One reassuring thing, in a sense: many of the customs that I remembered from the Obini, and that I'd assumed long-since discontinued, were alive and well. There were the same sago skirts, the same crops of taro and plantain. The watchtowers too, still towered over their land - ready for any aggressors.



Deeper still we went into the forest, and, tantalizingly, I now knew where the Obini were - because the Korowai recognised that the ochre colour the Obini used on their shields was of a more orange hue, the clay to be found yet further west of here.



But time was now running out. Understandably, the Korowai were more and more reluctant to head further and further into unfamiliar terrain and of course I couldn't put their lives at risk.


One day, we all sat down on the forest floor and, without saying a word, we knew it was over. We would turn back.


But sometimes things work out like that on expeditions: you don't achieve what you want. And you instead come away with something different - maybe even better.

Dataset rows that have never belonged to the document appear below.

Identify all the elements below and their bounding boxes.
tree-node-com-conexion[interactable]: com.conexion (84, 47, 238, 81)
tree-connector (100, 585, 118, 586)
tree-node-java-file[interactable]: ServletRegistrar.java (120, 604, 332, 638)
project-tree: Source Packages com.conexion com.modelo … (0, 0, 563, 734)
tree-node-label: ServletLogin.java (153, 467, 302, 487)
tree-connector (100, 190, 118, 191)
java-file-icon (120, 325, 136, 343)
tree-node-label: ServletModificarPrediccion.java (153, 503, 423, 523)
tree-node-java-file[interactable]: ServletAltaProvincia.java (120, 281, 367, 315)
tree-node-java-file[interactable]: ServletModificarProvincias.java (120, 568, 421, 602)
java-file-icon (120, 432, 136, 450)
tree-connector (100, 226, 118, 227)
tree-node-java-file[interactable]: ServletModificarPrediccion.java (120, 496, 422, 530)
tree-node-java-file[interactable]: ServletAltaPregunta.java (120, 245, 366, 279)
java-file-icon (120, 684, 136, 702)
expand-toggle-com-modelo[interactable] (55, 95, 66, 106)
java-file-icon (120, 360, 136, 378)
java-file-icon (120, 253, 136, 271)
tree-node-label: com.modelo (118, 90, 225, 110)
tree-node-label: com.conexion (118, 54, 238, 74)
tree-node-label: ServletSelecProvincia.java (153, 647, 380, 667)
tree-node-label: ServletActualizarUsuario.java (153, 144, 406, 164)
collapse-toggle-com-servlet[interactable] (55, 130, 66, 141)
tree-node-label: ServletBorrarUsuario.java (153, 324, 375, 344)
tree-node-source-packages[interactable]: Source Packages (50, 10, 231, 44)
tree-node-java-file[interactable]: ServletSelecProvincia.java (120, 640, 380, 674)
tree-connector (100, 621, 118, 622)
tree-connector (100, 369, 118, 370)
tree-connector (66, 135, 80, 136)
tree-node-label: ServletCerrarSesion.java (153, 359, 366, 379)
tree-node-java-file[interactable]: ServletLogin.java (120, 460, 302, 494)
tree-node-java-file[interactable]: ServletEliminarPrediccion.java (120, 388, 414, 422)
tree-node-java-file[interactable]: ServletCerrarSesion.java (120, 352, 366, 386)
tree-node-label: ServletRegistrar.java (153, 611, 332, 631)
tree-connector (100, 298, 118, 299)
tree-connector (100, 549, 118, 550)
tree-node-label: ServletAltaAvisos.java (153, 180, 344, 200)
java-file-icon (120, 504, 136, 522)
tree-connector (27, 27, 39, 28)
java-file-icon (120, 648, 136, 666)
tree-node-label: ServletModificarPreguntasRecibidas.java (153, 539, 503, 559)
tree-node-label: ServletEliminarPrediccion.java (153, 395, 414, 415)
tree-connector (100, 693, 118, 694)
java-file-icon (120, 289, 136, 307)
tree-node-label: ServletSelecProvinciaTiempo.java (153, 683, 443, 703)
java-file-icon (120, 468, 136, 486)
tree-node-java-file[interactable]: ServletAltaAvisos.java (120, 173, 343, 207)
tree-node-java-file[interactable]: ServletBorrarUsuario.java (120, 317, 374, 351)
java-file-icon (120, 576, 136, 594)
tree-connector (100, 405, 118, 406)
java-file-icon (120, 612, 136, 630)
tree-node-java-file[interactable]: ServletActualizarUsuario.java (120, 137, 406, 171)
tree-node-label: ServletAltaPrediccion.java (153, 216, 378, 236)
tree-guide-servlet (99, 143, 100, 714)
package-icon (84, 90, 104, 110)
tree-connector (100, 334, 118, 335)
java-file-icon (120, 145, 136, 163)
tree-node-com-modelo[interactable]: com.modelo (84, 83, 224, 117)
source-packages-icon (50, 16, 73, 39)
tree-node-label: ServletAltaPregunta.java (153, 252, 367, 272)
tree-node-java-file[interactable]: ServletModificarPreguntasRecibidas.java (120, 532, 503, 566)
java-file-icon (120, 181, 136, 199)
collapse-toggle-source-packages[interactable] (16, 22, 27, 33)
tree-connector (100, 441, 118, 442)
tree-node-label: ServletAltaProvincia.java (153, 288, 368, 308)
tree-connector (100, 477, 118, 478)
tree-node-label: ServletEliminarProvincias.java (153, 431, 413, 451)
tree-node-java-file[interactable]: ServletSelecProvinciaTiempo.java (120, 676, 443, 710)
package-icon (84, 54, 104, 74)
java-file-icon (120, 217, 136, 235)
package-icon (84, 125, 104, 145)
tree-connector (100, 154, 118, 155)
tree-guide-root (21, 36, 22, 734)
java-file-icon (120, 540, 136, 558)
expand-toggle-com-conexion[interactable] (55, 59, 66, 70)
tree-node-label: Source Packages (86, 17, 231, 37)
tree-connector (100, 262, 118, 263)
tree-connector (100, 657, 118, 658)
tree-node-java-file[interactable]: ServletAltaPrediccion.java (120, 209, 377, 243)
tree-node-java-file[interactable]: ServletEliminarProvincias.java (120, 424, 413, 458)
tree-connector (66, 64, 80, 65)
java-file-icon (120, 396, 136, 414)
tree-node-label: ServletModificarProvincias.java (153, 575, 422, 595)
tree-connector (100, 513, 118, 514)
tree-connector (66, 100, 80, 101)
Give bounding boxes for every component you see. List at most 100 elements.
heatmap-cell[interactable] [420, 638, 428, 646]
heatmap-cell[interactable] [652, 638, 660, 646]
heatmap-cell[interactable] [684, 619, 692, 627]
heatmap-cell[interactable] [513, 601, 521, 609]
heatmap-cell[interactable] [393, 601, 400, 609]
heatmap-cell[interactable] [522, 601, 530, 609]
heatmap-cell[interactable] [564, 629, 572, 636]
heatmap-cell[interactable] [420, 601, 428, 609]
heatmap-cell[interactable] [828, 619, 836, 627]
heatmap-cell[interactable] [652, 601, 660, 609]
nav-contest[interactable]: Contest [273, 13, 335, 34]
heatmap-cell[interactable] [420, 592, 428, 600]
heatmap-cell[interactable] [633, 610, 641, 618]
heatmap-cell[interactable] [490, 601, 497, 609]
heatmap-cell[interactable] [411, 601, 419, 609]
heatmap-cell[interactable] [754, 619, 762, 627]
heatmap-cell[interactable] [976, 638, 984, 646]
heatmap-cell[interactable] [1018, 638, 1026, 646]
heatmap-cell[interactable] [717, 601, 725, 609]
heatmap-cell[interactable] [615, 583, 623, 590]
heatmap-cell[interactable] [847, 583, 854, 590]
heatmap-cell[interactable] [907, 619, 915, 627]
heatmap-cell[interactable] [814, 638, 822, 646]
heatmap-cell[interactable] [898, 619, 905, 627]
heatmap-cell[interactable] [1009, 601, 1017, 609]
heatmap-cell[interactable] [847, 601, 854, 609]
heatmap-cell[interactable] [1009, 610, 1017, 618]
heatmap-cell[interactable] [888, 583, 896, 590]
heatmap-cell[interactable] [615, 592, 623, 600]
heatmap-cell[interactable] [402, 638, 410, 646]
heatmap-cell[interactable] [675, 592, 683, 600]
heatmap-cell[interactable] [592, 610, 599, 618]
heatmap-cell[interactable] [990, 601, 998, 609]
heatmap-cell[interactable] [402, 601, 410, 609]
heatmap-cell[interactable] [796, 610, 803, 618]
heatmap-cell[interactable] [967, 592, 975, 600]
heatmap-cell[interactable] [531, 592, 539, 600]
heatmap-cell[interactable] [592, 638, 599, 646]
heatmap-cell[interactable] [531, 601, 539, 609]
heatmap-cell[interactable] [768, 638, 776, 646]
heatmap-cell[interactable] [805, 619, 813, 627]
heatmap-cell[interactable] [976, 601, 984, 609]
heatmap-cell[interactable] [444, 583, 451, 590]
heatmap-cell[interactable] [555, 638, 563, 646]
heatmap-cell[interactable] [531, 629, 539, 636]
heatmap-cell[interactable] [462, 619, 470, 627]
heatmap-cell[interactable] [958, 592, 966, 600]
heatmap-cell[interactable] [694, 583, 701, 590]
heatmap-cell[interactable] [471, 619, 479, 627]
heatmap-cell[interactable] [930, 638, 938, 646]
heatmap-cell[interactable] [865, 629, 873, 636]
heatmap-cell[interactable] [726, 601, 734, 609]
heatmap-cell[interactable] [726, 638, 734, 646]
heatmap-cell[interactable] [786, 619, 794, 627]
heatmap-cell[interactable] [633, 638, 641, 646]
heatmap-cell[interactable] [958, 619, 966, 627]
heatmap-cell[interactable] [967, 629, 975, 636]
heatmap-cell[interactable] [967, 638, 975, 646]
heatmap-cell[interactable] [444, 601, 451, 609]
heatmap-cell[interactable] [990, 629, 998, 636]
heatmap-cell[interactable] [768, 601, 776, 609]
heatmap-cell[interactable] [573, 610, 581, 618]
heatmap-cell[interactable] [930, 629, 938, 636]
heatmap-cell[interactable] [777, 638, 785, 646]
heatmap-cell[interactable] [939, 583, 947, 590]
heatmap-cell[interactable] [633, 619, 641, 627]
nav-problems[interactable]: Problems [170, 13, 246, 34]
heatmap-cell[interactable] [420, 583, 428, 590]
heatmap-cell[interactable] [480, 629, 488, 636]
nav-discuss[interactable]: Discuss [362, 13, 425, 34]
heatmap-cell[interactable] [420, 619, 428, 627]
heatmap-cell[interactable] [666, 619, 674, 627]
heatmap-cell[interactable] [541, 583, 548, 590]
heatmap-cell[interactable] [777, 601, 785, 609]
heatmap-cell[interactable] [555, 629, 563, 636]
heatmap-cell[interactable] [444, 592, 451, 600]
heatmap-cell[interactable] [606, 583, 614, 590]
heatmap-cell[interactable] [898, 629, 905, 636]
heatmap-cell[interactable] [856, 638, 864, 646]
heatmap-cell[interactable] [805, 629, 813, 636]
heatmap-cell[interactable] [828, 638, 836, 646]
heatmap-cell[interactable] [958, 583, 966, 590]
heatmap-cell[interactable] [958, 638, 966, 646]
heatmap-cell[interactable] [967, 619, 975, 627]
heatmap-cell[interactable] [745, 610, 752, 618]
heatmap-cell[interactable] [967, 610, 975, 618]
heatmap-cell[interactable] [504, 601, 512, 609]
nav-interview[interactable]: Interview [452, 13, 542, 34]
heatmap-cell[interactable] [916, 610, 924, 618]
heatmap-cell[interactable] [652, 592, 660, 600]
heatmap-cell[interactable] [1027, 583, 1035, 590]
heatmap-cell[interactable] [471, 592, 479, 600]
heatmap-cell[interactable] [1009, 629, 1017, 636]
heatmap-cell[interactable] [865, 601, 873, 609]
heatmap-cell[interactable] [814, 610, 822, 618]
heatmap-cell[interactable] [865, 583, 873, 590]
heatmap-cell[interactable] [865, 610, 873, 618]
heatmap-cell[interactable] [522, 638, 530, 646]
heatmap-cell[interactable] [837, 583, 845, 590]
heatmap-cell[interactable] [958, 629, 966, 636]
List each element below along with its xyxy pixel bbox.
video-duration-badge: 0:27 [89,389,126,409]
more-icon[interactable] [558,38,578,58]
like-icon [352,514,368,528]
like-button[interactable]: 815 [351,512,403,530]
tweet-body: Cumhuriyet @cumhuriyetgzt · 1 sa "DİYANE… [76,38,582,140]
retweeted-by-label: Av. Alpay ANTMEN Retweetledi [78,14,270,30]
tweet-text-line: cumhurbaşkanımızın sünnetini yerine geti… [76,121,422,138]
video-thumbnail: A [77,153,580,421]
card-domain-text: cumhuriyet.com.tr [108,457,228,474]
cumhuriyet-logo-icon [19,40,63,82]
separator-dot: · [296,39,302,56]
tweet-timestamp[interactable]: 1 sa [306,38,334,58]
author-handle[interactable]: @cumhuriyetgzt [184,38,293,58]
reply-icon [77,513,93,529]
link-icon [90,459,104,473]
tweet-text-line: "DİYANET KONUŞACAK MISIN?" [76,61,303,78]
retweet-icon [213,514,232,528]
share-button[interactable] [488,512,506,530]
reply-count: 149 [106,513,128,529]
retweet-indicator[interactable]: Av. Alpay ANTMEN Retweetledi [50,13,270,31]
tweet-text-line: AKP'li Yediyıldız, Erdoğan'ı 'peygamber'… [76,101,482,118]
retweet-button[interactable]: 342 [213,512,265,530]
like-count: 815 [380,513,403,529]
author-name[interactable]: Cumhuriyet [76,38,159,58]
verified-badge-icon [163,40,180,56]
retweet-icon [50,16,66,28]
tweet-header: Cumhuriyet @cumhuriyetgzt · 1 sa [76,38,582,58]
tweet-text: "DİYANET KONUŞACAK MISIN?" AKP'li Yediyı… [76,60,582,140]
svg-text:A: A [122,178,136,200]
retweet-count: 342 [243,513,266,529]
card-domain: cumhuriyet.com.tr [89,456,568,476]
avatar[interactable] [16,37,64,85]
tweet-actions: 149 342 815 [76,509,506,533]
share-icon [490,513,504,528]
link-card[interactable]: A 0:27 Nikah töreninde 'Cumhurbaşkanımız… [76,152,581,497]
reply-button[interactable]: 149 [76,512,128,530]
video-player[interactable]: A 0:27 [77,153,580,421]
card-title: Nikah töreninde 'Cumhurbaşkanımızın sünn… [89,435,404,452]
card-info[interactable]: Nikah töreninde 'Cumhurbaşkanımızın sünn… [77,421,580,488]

There was so much more here than I'd never thought possible. Against all odds, an indigenous people not unlike the Obini had survived through the decades since my last visit - and their forest too had survived. It was astounding. And it was immensely reassuring. Who would have thought, when we hear so much talk of habitat destruction?






One day I hope to go back, and find what happened to the Obini - I owe that to them, as I do to so many indigenous people who helped me on my early expeditions. For now, though, it's a great comfort to know that so much of what I witnessed back then is alive and well today.